In a letter to fellow players after it was clear that negotiations had broken down between players and owners, Fisher said he and New Orleans Hornets point guard Chris Paul would be "utilizing our personal social networking channels to show the fans and you all that we are united and want to get back to work under a fair deal."
"We invite you each to do the same," he wrote in the letter, which was obtained by Sports Illustrated. "To show our unity and to remind the fans that this is not our choice and we would like to go back to work and play the game they love to support."
Some of the game's biggest stars took the cue.
"I wanna sincerely say sorry to all the fans! It's a sad day for all of us, especially u guys!" Miami Heat superstar LeBron James wrote on his Twitter feed. "There's no US w/o You."
And that, observers say, is where the players have the advantage. James has 2.5 million followers on Twitter. His teammate Dwyane Wade has 1.7 million. Almost all of the league's top players who are active on the site are followed by hundreds of thousands of fans. (Twitter, not Facebook, has been the go-to platform for NBA stars' messages about the labor dispute.)
"It's logical for the players to take this approach," said Rabe, who as head of Verizon's corporate communications was responsible for spearheading that company's social-media efforts, as well as representing it through several labor disputes. "They've got a resource there to exploit and an issue they want to get on the table in front of the fans. I'm sure they'll have some success with it."
In most labor situations, management is less apt to appeal directly to the public for a variety of reasons, Rabe said. "I'm not sure that's necessarily wise, but that's a tendency that management has in these situations."
That's certainly been the case in the NBA talks, during which owners have remained much lower profile..
Dallas Mavericks boss Mark Cuban is the league's most high-profile owner and one of its most active on Twitter, with more than 700,000 followers.
But despite tweeting regularly, the often-outspoken Cuban does not appear to have mentioned the lockout in recent days.
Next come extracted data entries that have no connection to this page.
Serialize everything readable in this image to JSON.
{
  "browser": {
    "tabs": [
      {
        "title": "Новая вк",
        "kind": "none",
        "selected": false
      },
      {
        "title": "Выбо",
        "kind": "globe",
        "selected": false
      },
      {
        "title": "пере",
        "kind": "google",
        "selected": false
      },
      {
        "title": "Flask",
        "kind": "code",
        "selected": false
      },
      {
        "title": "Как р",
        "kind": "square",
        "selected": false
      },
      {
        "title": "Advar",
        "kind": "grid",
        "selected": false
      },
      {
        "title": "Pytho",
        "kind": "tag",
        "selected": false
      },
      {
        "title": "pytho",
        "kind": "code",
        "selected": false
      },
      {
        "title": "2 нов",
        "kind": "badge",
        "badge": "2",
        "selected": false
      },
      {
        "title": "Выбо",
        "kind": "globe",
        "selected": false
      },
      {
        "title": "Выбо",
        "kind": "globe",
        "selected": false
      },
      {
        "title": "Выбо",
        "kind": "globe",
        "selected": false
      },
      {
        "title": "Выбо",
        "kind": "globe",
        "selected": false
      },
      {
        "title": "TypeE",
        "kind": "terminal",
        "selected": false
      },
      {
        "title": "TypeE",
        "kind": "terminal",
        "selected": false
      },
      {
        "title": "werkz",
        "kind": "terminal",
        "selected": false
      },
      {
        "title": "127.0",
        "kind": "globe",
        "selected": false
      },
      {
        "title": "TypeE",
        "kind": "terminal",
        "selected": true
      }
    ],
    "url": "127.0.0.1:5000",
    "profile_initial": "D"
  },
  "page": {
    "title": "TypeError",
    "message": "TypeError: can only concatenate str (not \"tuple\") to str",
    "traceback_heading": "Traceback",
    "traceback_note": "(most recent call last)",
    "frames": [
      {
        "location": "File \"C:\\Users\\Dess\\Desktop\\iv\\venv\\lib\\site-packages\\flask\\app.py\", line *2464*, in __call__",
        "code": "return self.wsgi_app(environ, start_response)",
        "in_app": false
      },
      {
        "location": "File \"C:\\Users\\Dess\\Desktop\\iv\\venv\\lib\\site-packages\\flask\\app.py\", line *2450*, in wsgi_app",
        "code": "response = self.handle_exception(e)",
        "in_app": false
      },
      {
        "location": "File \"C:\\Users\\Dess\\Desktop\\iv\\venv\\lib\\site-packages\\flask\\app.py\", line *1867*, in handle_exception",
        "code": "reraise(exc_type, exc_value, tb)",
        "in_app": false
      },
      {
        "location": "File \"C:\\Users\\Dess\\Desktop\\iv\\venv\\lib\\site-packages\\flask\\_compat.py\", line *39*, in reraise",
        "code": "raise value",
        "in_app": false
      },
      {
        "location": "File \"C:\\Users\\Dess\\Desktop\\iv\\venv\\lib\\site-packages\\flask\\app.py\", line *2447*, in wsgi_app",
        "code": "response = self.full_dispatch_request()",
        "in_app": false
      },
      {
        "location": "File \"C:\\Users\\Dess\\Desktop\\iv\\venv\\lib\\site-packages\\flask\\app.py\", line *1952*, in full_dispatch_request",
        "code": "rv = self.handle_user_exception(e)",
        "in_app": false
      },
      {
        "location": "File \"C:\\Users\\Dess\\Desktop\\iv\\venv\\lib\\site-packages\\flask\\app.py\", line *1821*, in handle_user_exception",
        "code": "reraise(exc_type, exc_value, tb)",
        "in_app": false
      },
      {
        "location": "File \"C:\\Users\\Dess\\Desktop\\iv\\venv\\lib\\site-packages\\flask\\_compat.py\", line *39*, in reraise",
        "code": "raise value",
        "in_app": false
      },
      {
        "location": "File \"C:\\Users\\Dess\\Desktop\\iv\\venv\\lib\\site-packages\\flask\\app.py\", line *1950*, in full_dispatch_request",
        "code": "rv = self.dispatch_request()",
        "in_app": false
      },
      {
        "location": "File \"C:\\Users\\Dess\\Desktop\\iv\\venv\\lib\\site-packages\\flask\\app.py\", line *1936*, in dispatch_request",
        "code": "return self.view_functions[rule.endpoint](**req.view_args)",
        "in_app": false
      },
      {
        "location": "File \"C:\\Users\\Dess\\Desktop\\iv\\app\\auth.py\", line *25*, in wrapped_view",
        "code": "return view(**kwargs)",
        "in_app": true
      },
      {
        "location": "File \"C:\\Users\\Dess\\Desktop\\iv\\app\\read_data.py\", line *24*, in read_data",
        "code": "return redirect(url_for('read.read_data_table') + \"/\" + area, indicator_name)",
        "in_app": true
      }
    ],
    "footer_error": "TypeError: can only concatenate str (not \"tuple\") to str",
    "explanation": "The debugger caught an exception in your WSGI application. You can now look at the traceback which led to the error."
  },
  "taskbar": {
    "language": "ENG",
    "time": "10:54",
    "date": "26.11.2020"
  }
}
One of his other projects, cable channel HDNet, has gotten more mentions than the NBA of late.
Other high-profile owners were equally mum about the lockout. Portland Trail Blazers owner (and Microsoft co-founder) Paul Allen has 23,000 followers but has focused recently on tech-industry startups and one of his other properties, the NFL's Seattle Seahawks.
Sacramento Kings co-owner Joe Maloof hasn't posted on Twitter since September 19, and his brother and partner, Gavin, has been tweet-free since May.
With nearly 3 million followers, the NBA's Twitter feed is more popular than that of any of its active players. But as of Tuesday afternoon, it had featured only a single matter-of-fact tweet acknowledging the lockout.
"As a general matter, I've usually advised the management to be active in communicating while in a labor negotiation," Rabe said. "I do not believe you have an advantage when abandoning the public discussion to the other side."
Discussing complex labor talks on a fast-moving and unfiltered platform like Twitter has its risks, however. The Twitter account for Kenyon Martin, who played for the Denver Nuggets last season, appeared to have been deleted Tuesday after he seemingly wrote an offensive post Sunday during a back-and-forth with followers.
"All Haters Should catch full blown Aids and Die! Do the world a Favor! and rid us of ya all!" read a post on his feed. It was later deleted. In a subsequent tweet, Martin denied writing it.
Whether social media ultimately plays a role in how the labor dispute is resolved remains to be seen. But, for either side, it's very likely worth a try, according to Rabe.
"Certainly, in labor negotiations, both sides are looking at the public support they're getting as an indicator of how long they can hold their hardline position," he said. "Right now, it looks like they're both holding hardline positions, but something's going to have to give sooner or later."